FlareCodeflarecode

Auto-merge on green

Let FlareCode merge a PR for you once CI passes — opt-in, off by default, risk-tiered, and still bounded by your repo's branch protection.

By default, every change an agent makes waits for you: it opens a Pull Request and you merge it on your terms. Auto-merge on green lets you hand off that last step for repos where you trust the checks — once CI passes, FlareCode merges the PR so you don't have to babysit it.

It is opt-in, off by default, and a Pro feature. We will never merge without you turning this on yourself.

Turn it on

Go to Settings → General → Automation and enable Auto-merge on green. It applies to both task PRs and PRs you publish manually with /pr or /ship. Turn it off any time — flipping it off also halts any merge that's still waiting on checks.

Auto-merge works best with the GitHub App installed on the repo, so the merge uses an installation token rather than your personal session.

What "green" means

FlareCode reads both GitHub's check runs (Actions and custom CI) and the older commit statuses, and merges only when all of them are complete and passing:

  • Passing — every check finished as success, neutral, or skipped.
  • Pending — at least one check is still running. FlareCode waits and re-checks.
  • Failing — any check failed or errored. FlareCode will not merge, and gives up after a while (see below).
  • No CI configured — after a short grace period, a PR with no checks is treated as green.

Only low-risk changes merge unattended

Green CI is necessary but not sufficient. For task PRs (including autopilot loops), FlareCode also classifies the diff and auto-merges only low-risk changes:

  • Merges on green: documentation, tests, and dependency bumps (package.json + lockfile).
  • Always waits for you: anything touching CI/workflow config, Dockerfiles or deploy config, infra-as-code, database migrations or SQL, auth or billing/payment paths — plus any PR that deletes tests, changes more than ~400 lines, or simply isn't clearly in a low-risk category.

A held PR isn't lost: you're notified, the goal's timeline records exactly which files triggered the hold, and you merge it on your terms. This is deliberate blast-radius control for unattended loops — a malicious or misjudged backlog item can at worst produce a PR for your review, never a merge. PRs you publish yourself with /pr or /ship are not risk-tiered (you're the human in the loop); they merge on green as before.

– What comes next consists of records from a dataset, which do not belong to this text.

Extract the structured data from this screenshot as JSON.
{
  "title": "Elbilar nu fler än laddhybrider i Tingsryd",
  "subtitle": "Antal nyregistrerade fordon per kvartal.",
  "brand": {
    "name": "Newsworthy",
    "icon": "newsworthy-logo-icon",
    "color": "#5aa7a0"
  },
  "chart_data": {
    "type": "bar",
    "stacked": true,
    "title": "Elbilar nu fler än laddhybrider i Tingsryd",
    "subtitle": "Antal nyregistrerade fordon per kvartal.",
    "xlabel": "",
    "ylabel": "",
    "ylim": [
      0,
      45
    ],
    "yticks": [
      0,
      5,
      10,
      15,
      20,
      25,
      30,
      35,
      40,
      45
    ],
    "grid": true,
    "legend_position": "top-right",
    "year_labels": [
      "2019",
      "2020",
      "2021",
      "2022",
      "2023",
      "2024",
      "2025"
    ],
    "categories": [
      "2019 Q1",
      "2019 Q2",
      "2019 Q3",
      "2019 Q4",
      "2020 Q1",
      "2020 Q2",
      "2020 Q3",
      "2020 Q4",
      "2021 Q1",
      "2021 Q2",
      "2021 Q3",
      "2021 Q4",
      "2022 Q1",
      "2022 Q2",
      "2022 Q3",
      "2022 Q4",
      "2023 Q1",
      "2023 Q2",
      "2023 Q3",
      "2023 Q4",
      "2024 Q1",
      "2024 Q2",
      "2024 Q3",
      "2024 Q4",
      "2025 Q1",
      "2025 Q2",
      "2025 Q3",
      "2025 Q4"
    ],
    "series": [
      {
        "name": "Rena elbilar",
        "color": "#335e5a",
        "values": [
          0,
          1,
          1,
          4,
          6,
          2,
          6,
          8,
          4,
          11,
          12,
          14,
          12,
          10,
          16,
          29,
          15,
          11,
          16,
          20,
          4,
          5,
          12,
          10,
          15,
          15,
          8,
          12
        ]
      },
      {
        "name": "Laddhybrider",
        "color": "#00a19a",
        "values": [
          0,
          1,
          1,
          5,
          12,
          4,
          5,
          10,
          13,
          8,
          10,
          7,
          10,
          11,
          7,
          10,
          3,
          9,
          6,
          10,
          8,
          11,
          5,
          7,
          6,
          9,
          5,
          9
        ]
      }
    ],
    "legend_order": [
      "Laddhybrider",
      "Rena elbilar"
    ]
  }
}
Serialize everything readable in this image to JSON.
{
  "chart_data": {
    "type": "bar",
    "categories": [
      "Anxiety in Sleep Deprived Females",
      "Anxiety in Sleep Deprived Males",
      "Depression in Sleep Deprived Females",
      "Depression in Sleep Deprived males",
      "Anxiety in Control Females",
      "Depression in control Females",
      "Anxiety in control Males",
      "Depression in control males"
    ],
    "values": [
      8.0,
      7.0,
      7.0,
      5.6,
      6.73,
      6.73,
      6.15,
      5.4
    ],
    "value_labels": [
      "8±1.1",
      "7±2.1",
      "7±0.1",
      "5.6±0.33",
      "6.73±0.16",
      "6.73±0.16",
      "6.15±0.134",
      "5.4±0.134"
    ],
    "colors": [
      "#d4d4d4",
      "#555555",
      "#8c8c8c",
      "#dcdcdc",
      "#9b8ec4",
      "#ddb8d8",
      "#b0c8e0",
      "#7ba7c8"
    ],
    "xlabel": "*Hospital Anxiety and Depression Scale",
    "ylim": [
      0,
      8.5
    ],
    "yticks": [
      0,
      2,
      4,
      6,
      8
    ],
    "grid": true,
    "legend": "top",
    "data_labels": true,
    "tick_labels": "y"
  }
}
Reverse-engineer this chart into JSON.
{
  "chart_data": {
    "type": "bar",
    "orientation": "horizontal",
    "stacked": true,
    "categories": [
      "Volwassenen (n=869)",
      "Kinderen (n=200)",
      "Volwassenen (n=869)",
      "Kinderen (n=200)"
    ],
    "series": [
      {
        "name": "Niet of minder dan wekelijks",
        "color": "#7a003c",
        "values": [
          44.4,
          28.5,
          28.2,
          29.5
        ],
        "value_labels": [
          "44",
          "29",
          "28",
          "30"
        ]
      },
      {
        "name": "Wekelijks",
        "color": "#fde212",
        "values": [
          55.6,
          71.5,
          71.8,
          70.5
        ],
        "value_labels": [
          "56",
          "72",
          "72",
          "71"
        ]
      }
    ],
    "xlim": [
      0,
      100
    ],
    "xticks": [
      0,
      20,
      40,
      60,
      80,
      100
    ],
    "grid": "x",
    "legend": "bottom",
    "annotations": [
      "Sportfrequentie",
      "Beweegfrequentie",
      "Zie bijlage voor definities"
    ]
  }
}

How it merges, and what it respects

  • Squash merge, pinned to the exact commit that passed review. If a new commit is pushed, the merge is cancelled and the checks are re-evaluated against the new head.
  • Never to your default branch directly. Agents only push flarecode/task-* branches; auto-merge merges the PR, it doesn't bypass the PR.
  • Your repo's rules still apply. Auto-merge merges through GitHub, so branch protection, required reviewers, and CODEOWNERS are all still enforced by GitHub — auto-merge can't merge around them. If a required review is missing, the merge simply won't go through.

Timing and notifications

FlareCode connects to GitHub as an OAuth app, so auto-merge is poll-based: it re-checks pending PRs roughly every five minutes rather than reacting instantly. A PR that can't be merged — checks keep failing, a required review never lands — is retried for a few hours and then abandoned with a notification (email and Slack, if connected) so it never silently disappears. A PR you close, or merge yourself, stops being polled.